Part 10

123 31 5
                                    

Siswa SMP Bakti Pertiwi sengaja dipulangkan lebih awal sebab pihak sekolah baru saja mendapatkan kabar bahwa Allysa telah meninggal dunia. Tentu saja ini adalah kabar yang membuat syok seluruh warga sekolah.

"Semua guru serta siswa yang ingin ikut ke rumah Allysa diharapkan untuk segera bersiap di parkiran. Sekian atas perhatiannya dan terima kasih."

Sebuah interuksi terdengar dari ruang tata usaha menyebar ke semua speaker yang dipasang di sudut setiap ruangan.

"Kasihan Allysa," ucap Riska lirih sambil mengusap air matanya.

"Iya, harus menjemput ajalnya dengan cara seperti itu," sambung Rara yang berjalan di sebelahnya dengan masing-masing saling menguatkan.

"Sudah ayo buruan! Ntar ketinggalan!" Tania yang berjalan lebih dulu berteriak untuk mengajak lebih cepat lagi. Untuk urusan bawa perasaan alias baper Tania memang orang yang tingkat kebaperannya nol persen alias cuek.

Sedangkan Devana malah diam saja berjalan mengikuti mereka di barisan paling belakang.

Setelah sampai di rumah Allysa. Kami turun dan memasuki halaman rumah. Di sana bendera kuning sudah ada di depan rumah menyambut kedatangan para tamu yang ingin berbela sungkawa atas kepergian Allysa.

Sedangkan di samping rumah banyak orang berlalu lalang untuk menyiapkan keperluan untuk pemakaman Allysa.

Kami lantas memasuki rumah untuk bergabung dengan penziarah lainnya.

Di dalam rumah seorang Ibu menangis histeris dengan dirangkul suaminya. Di hadapannya tampak jenazah putrinya yang ditutup oleh kain jarik batik dari ujung kaki sampai ke ujung kepala. Sesekali seorang Ibu itu terlihat memegangi perutnya saat bergerak. Sepertinya ia masih belum sehat betul setelah kejadian semalam yang membuatnya kehilangan bayinya.

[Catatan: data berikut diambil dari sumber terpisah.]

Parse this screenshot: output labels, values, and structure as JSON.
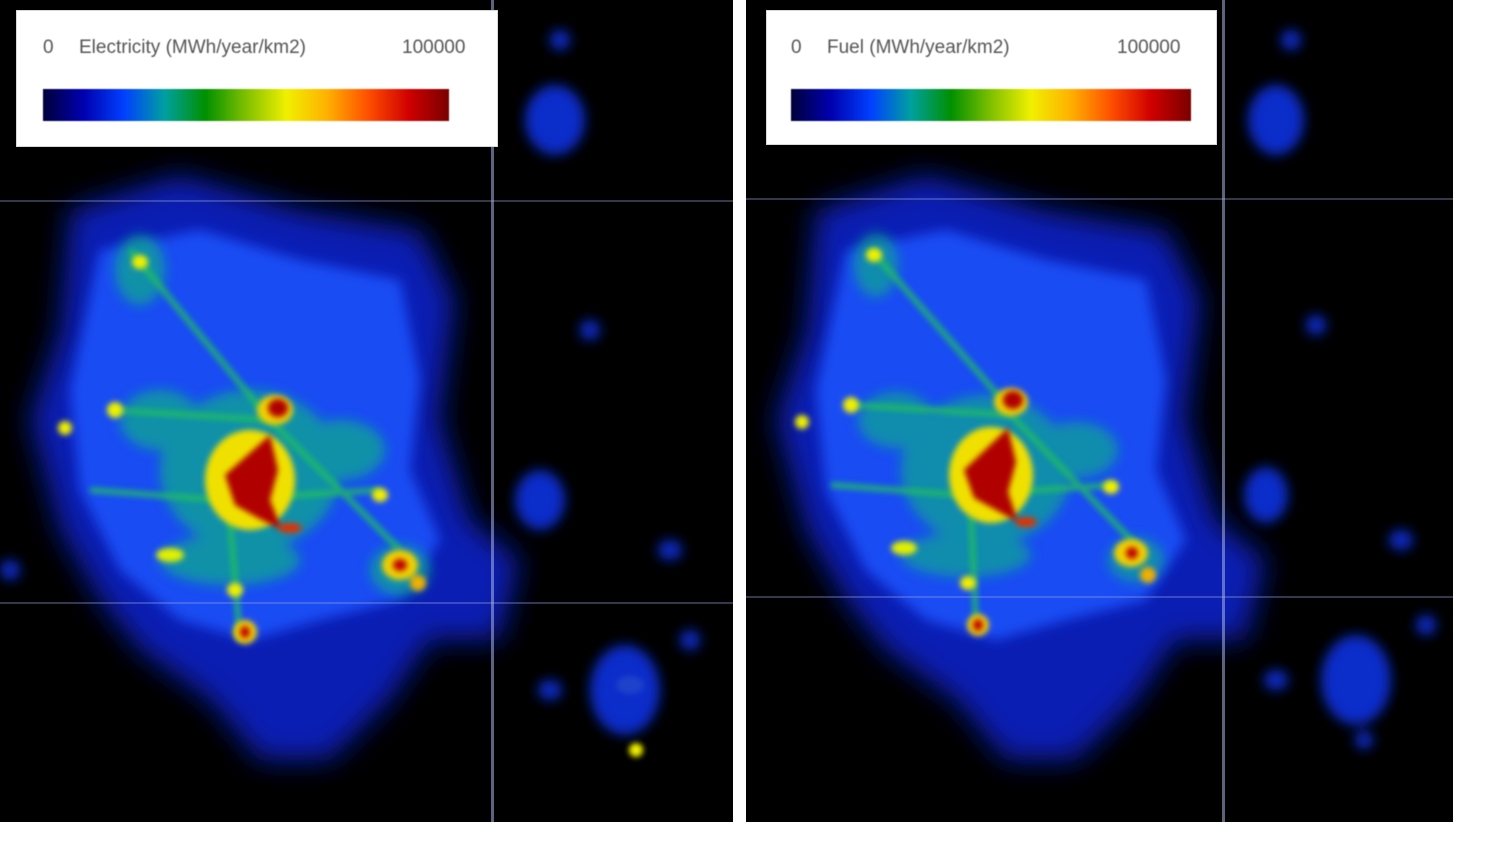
{
  "maps": [
    {
      "legend": {
        "min": "0",
        "title": "Electricity (MWh/year/km2)",
        "max": "100000"
      },
      "colorbar": [
        "#00003a",
        "#0000b0",
        "#0040ff",
        "#00a0a0",
        "#009000",
        "#80c000",
        "#f0f000",
        "#ffb000",
        "#ff5000",
        "#d00000",
        "#7a0000"
      ]
    },
    {
      "legend": {
        "min": "0",
        "title": "Fuel (MWh/year/km2)",
        "max": "100000"
      },
      "colorbar": [
        "#00003a",
        "#0000b0",
        "#0040ff",
        "#00a0a0",
        "#009000",
        "#80c000",
        "#f0f000",
        "#ffb000",
        "#ff5000",
        "#d00000",
        "#7a0000"
      ]
    }
  ]
}
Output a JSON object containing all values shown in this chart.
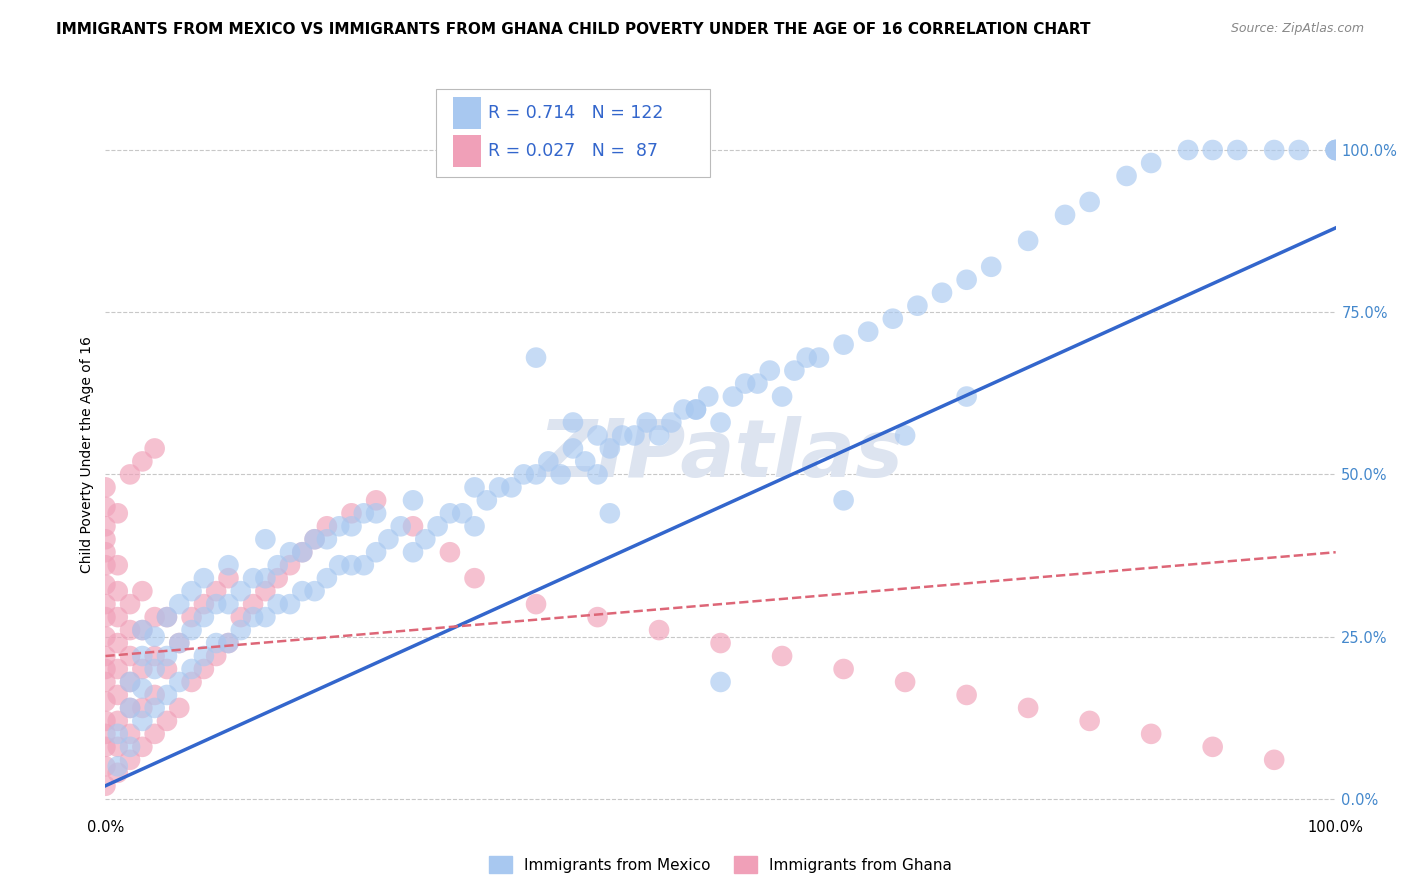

"Allysa bangun! Jangan tinggalin Mama!" Seorang yang masih cukup muda terlihat tidak mau diam dengan memberontak sekuat tenaga ia ingin meraih tubuh putrinya dan mengguncangnya sekuat tenaga seperti yang ia lakukan ketika Allysa susah bangun ketika pagi hari.

"Sabar, Ma, jangan banyak gerak dulu Mama kan masih sakit," ucap suaminya yang terus merangkulnya dan meletakkan kepalanya di atas dada bidangnya.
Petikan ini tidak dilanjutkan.